The proposed method shown in Sect. 3 is illustrated for the bipolar fuzzy concepts generated from Table 8 as shown in Sect. 4. The obtained results from the proposed method is compared with its bipolar fuzzy concept lattice shown in Fig. 4. It can be observed that both of the information echo with each other whereas the proposed method provides a way to select some of the relevant concepts based on user-required granulation. To achieve this goal, the proposed method does not draw any graph or concept lattice. It just measures the information content of given bipolar fuzzy attributes within logarithmic time complexity. In this way, the proposed method is distinct from any of the available approaches on data with bipolar fuzzy attributes as shown in Table 13.

It can be observed that the proposed method in this paper is distinct from each of the available approaches for handling data with bipolar fuzzy attributes as shown in Table 13. The proposed method tried to resolve the issue of randomness arises in bipolar fuzzy concepts due to expert opinion. Same time it provides an alternative way to select some of the important bipolar fuzzy concepts based on its information content within O\((m \times n \times log(n))\) time complexity. It can be observed that the knowledge discovered by the proposed method resembled with subset-based method (Singh and Cherukuri 2014a,b) and bipolar Euclidean distance (Singh 2019a,b) with less time complexity.

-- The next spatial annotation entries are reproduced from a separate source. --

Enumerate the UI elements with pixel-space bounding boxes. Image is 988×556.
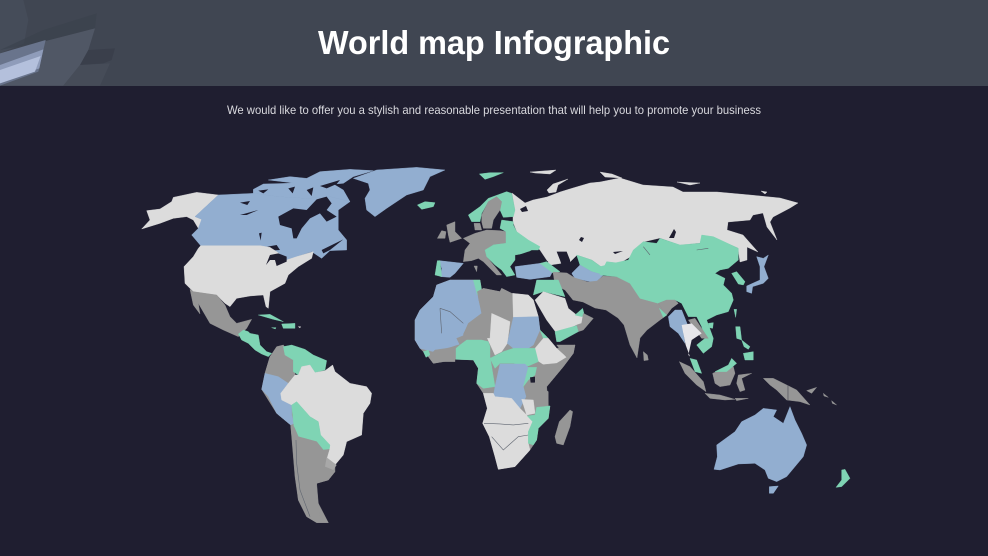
- Great Lakes: [266, 253, 287, 266]
- Black Sea: [518, 252, 548, 263]
- Tasmania: [769, 486, 778, 493]
- Iran, Afghanistan, Pakistan and India: [553, 272, 667, 358]
- Western and Central Europe: [463, 230, 506, 275]
- Yemen: [555, 326, 578, 342]
- Sierra Leone: [423, 350, 430, 357]
- Argentina and Chile: [291, 425, 335, 523]
- Pacific islands: [807, 387, 837, 405]
- Turkmenistan: [572, 265, 603, 282]
- Alaska: [142, 192, 218, 230]
- New Zealand: [836, 469, 850, 487]
- header band: [0, 0, 988, 86]
- Oman: [577, 313, 593, 332]
- Myanmar: [668, 310, 688, 343]
- Balkans: [485, 243, 515, 277]
- Northeast India: [658, 300, 678, 315]
- Mozambique: [527, 406, 550, 445]
- Brazil: [281, 365, 372, 465]
- Libya: [477, 288, 513, 322]
- Somalia and Kenya: [537, 345, 575, 387]
- continent base: [262, 345, 335, 523]
- Tanzania: [526, 383, 548, 407]
- Java and lesser islands: [705, 393, 748, 401]
- Ethiopia: [535, 338, 567, 367]
- Tunisia: [473, 280, 482, 295]
- United States: [184, 246, 313, 308]
- Portugal: [435, 261, 442, 277]
- Sudan: [507, 317, 540, 348]
- Central America: [238, 330, 272, 357]
- Thailand: [682, 323, 702, 357]
- Mexico: [190, 289, 252, 337]
- Bolivia and Paraguay: [292, 402, 330, 450]
- Southeast Asia and Oceania: [643, 310, 850, 493]
- Vietnam: [695, 313, 713, 353]
- Caribbean: [258, 314, 301, 329]
- Iraq and Levant: [533, 280, 565, 297]
- Canada: [192, 169, 373, 260]
- South America: [238, 330, 372, 523]
- Southern Africa: [483, 393, 533, 469]
- Australia: [714, 407, 807, 482]
- Taiwan: [734, 309, 737, 317]
- UAE: [575, 308, 584, 317]
- Colombia: [265, 345, 295, 383]
- Nigeria, Cameroon, Gabon: [456, 340, 495, 388]
- decorative petal graphic: [0, 0, 115, 86]
- East Asia: [600, 235, 768, 328]
- Sulawesi: [737, 373, 752, 392]
- Venezuela and Guianas: [283, 345, 327, 375]
- continent base: [415, 280, 575, 469]
- Caspian Sea: [557, 252, 573, 278]
- Denmark: [474, 223, 482, 230]
- Bangladesh: [659, 308, 667, 317]
- Sri Lanka: [643, 352, 648, 361]
- Saudi Arabia: [535, 292, 583, 333]
- Philippines: [736, 327, 753, 360]
- Borneo: [713, 358, 737, 387]
- Peru and Ecuador: [262, 373, 294, 425]
- Lake Victoria: [530, 377, 535, 383]
- subtitle: We would like to offer you a stylish and reasonable presentation that will help you to promote your business: [227, 103, 761, 117]
- Norway and Finland: [468, 192, 515, 222]
- Russia and Kazakhstan: [512, 170, 798, 268]
- Sumatra: [679, 362, 706, 392]
- Uruguay: [325, 457, 337, 470]
- Greenland: [353, 167, 445, 217]
- Caucasus: [540, 262, 560, 273]
- Burkina Faso: [457, 335, 467, 345]
- CAR and South Sudan: [490, 348, 538, 368]
- Madagascar: [555, 410, 573, 445]
- Japan: [747, 255, 768, 293]
- Central Asia: [577, 255, 620, 277]
- Northwest Africa: [415, 280, 482, 352]
- Chad: [487, 313, 510, 355]
- Laos and Cambodia: [688, 318, 708, 338]
- Eritrea: [540, 330, 548, 338]
- DR Congo: [493, 364, 528, 408]
- Niger: [463, 313, 492, 340]
- Eastern Europe: [493, 220, 540, 257]
- Africa and Arabia: [415, 280, 593, 469]
- Korea: [732, 272, 745, 285]
- Svalbard: [479, 173, 503, 179]
- New Guinea: [763, 378, 810, 405]
- UK and Ireland: [437, 222, 462, 242]
- China: [600, 235, 738, 323]
- Zambia and Malawi: [522, 399, 535, 415]
- world map: [142, 167, 850, 523]
- Sweden: [482, 197, 502, 228]
- Europe and Western Asia: [417, 173, 620, 282]
- Ivory Coast and Ghana: [428, 347, 455, 363]
- Hainan: [708, 323, 713, 328]
- Turkey: [515, 263, 553, 279]
- Malaysia peninsula: [690, 358, 702, 373]
- North America: [142, 167, 445, 337]
- Uganda: [523, 367, 537, 387]
- title: World map Infographic: [318, 25, 670, 62]
- Egypt: [513, 293, 538, 317]
- Sardinia: [474, 266, 477, 272]
- Iceland: [417, 202, 435, 209]
- Spain: [439, 261, 463, 277]
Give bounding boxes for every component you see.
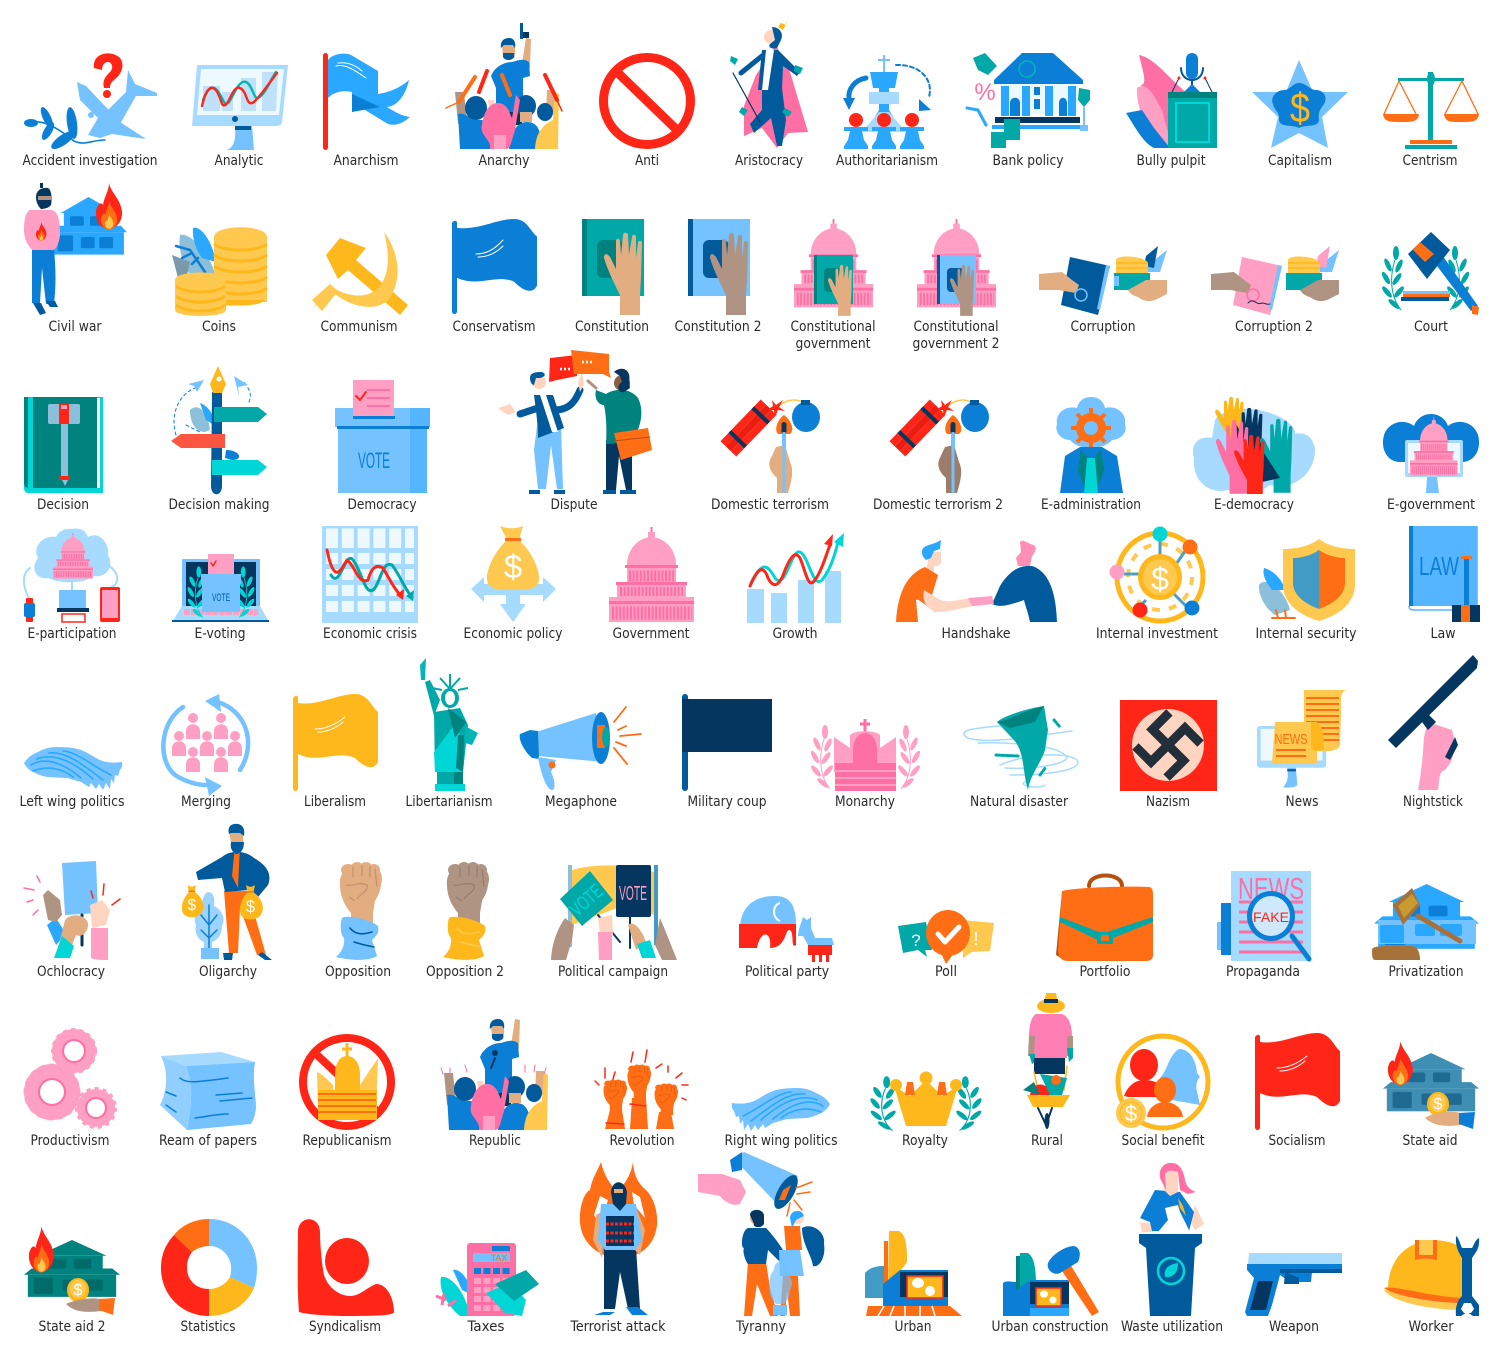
label: Revolution	[610, 1133, 674, 1149]
icon: Civil war	[24, 183, 127, 335]
label: Taxes	[466, 1319, 504, 1335]
icon: Poll	[898, 910, 994, 980]
icon: Taxes: TAX	[491, 1253, 507, 1263]
label: Analytic	[214, 153, 264, 169]
label: Republic	[469, 1133, 521, 1149]
icon: E-voting	[172, 554, 269, 642]
icon: Productivism	[26, 1030, 115, 1149]
icon: Coins	[172, 227, 267, 335]
icon: Political campaign: VOTE	[619, 883, 647, 905]
label: Dispute	[550, 497, 598, 513]
icon: State aid: $	[1434, 1096, 1443, 1113]
label: Authoritarianism	[836, 153, 938, 169]
label: Internal investment	[1096, 626, 1218, 642]
icon: E-democracy	[1193, 397, 1315, 513]
label: Royalty	[902, 1133, 949, 1149]
icon: Domestic terrorism 2	[873, 399, 1003, 513]
icon: Poll: !	[973, 929, 979, 949]
label: Libertarianism	[406, 794, 492, 810]
label: Centrism	[1402, 153, 1458, 169]
label: State aid 2	[38, 1319, 106, 1335]
label: Social benefit	[1122, 1133, 1205, 1149]
icon: Constitutional government	[790, 219, 876, 352]
icon: Taxes	[436, 1243, 539, 1335]
label: Democracy	[348, 497, 417, 513]
icon: State aid	[1383, 1041, 1479, 1149]
icon: Law	[1409, 526, 1480, 642]
icon: Aristocracy	[730, 20, 808, 169]
label: Natural disaster	[970, 794, 1069, 810]
label: Court	[1414, 319, 1448, 335]
icon: Monarchy	[809, 719, 922, 810]
icon: Social benefit	[1116, 1036, 1208, 1149]
icon: Left wing politics	[20, 747, 124, 810]
label: Statistics	[180, 1319, 236, 1335]
icon: Syndicalism	[298, 1219, 394, 1335]
label: Waste utilization	[1121, 1319, 1223, 1335]
icon: Conservatism	[452, 219, 537, 335]
icon: Internal investment	[1096, 526, 1218, 642]
label: Handshake	[942, 626, 1011, 642]
icon: Urban construction	[992, 1246, 1108, 1335]
label: Nazism	[1146, 794, 1190, 810]
icon: Decision making	[168, 366, 270, 513]
icon: Law: LAW	[1419, 551, 1459, 581]
icon: Anti	[604, 58, 690, 169]
label: Internal security	[1256, 626, 1357, 642]
label: Opposition	[325, 964, 391, 980]
icon: Political campaign	[551, 865, 677, 980]
icon: E-government	[1383, 414, 1479, 513]
icon: Capitalism: $	[1290, 84, 1310, 131]
icon: E-administration	[1041, 397, 1141, 513]
label: Anarchism	[334, 153, 398, 169]
label: Capitalism	[1268, 153, 1332, 169]
icon: Republicanism	[302, 1038, 392, 1149]
icon: Political campaign: VOTE	[566, 881, 607, 921]
icon: Accident investigation	[22, 53, 158, 169]
icon: Waste utilization	[1121, 1163, 1223, 1335]
label: Coins	[202, 319, 236, 335]
icon: Capitalism	[1252, 60, 1348, 169]
icon: Privatization	[1372, 884, 1479, 980]
icon: Constitution	[575, 219, 649, 335]
icon: Constitutional government 2: government 2	[912, 336, 1000, 352]
label: E-government	[1387, 497, 1475, 513]
icon: Military coup	[682, 694, 772, 810]
label: Law	[1430, 626, 1456, 642]
icon: Weapon	[1245, 1253, 1342, 1335]
icon: Constitutional government: government	[796, 336, 871, 352]
icon: Decision	[24, 397, 103, 513]
label: Republicanism	[302, 1133, 392, 1149]
icon: Propaganda: NEWS	[1238, 871, 1304, 906]
label: Government	[612, 626, 690, 642]
icon: Bank policy	[967, 53, 1090, 169]
label: Poll	[935, 964, 957, 980]
label: Socialism	[1268, 1133, 1326, 1149]
icon: News	[1257, 690, 1346, 810]
label: Political party	[745, 964, 830, 980]
label: Corruption	[1070, 319, 1136, 335]
icon: Poll: ?	[911, 931, 921, 950]
icon: Revolution	[595, 1050, 688, 1149]
label: Nightstick	[1403, 794, 1464, 810]
icon: Dispute	[498, 350, 652, 513]
label: Portfolio	[1080, 964, 1131, 980]
icon: Opposition	[325, 862, 391, 980]
icon: Analytic	[192, 65, 288, 169]
icon: Tyranny	[698, 1152, 824, 1335]
icon: Propaganda	[1217, 871, 1311, 980]
label: Political campaign	[558, 964, 668, 980]
icon: Megaphone	[520, 707, 641, 810]
label: Urban	[894, 1319, 932, 1335]
label: Conservatism	[452, 319, 536, 335]
icon: News: NEWS	[1274, 731, 1308, 748]
label: Rural	[1031, 1133, 1063, 1149]
label: Communism	[320, 319, 398, 335]
icon: Portfolio	[1056, 876, 1153, 980]
label: E-democracy	[1214, 497, 1295, 513]
icon: Urban	[865, 1231, 962, 1335]
icon: Authoritarianism	[836, 55, 938, 169]
label: Constitutional	[790, 319, 876, 335]
icon: Terrorist attack	[569, 1162, 666, 1335]
label: E-participation	[28, 626, 116, 642]
icon: Communism	[312, 232, 408, 335]
icon: Constitutional government 2	[912, 219, 1000, 352]
icon: Rural	[1023, 993, 1073, 1149]
label: Decision making	[168, 497, 270, 513]
icon: Political party	[739, 896, 834, 980]
label: Anarchy	[478, 153, 530, 169]
icon: Constitution 2	[674, 219, 762, 335]
label: Corruption 2	[1235, 319, 1313, 335]
label: Syndicalism	[309, 1319, 381, 1335]
icon: Statistics	[161, 1219, 257, 1335]
icon: Libertarianism	[406, 658, 492, 810]
icon: Socialism	[1255, 1033, 1340, 1149]
label: Worker	[1408, 1319, 1454, 1335]
icon: Anarchy	[446, 23, 562, 169]
icon: Economic crisis	[322, 526, 418, 642]
icon: Ream of papers	[159, 1052, 257, 1149]
label: Right wing politics	[724, 1133, 838, 1149]
label: Constitution	[575, 319, 649, 335]
icon: Natural disaster	[964, 706, 1078, 810]
icon: Court	[1380, 232, 1479, 335]
icon: Corruption	[1039, 246, 1167, 335]
label: Growth	[772, 626, 818, 642]
icon: Nightstick	[1388, 655, 1478, 810]
icon: Bully pulpit	[1126, 53, 1217, 169]
label: Propaganda	[1226, 964, 1300, 980]
icon: Domestic terrorism	[711, 399, 829, 513]
icon: Bank policy: %	[974, 79, 996, 106]
icon: Democracy: VOTE	[358, 448, 390, 473]
icon: Democracy	[335, 380, 430, 513]
label: Ochlocracy	[37, 964, 106, 980]
icon: Oligarchy	[182, 824, 272, 980]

Subsequently, the proposed method provides a way to convert the information weight of bipolar fuzzy concept lattice shown in Fig. 4 into numerical format. It is one of the major advantages of the proposed method which will help in lossless bipolar fuzzy concepts compression and its encoding. However, the proposed method provides single-valued measurement due to algebra of Shannon entropy. In this case, the biasness measurement in expert decision and its interpretation may be complex. To resolve this issue, author will focus on exploring other metric (Akram et al. 2021a; Riaz and Therim 2021) for controlling the bipolar fuzzy concept and its implications (Singh 2022a). Same time the author will focus on dealing the superposition of human quantum cognition and its dynamic changes at given phase of time Singh (2020)

6 Conclusions and Future Research

This paper aimed at measuring the information weight in bipolar fuzzy concepts using Shannon entropy in [0, 1]-interval. The analysis derived from the proposed method is compared with recently available approaches on bipolar fuzzy graph representation of concept lattice as shown in Table 12. It can be observed that the proposed method resembled the obtained information within time complexity O\((m \times n \times log(n))\) rather than \(m \times 2^m\). Same time the important bipolar fuzzy concepts are selected based on their computed weight at defined window of granulation (\(\alpha _1, \alpha _2\)). In addition, the proposed method encodes the bipolar fuzzy concept lattice into numerical format which will be useful in encoding. It is one of the major advantages of the proposed method while dealing space-time trade-off. It distinguishes the proposed method from any of the available approaches as shown in Table 13.

In near future, the author work will focus on other applications of bipolar fuzzy concepts, bipolar fuzzy entropy and its dynamic changes at given phase of time for dealing the superposition of human cognition.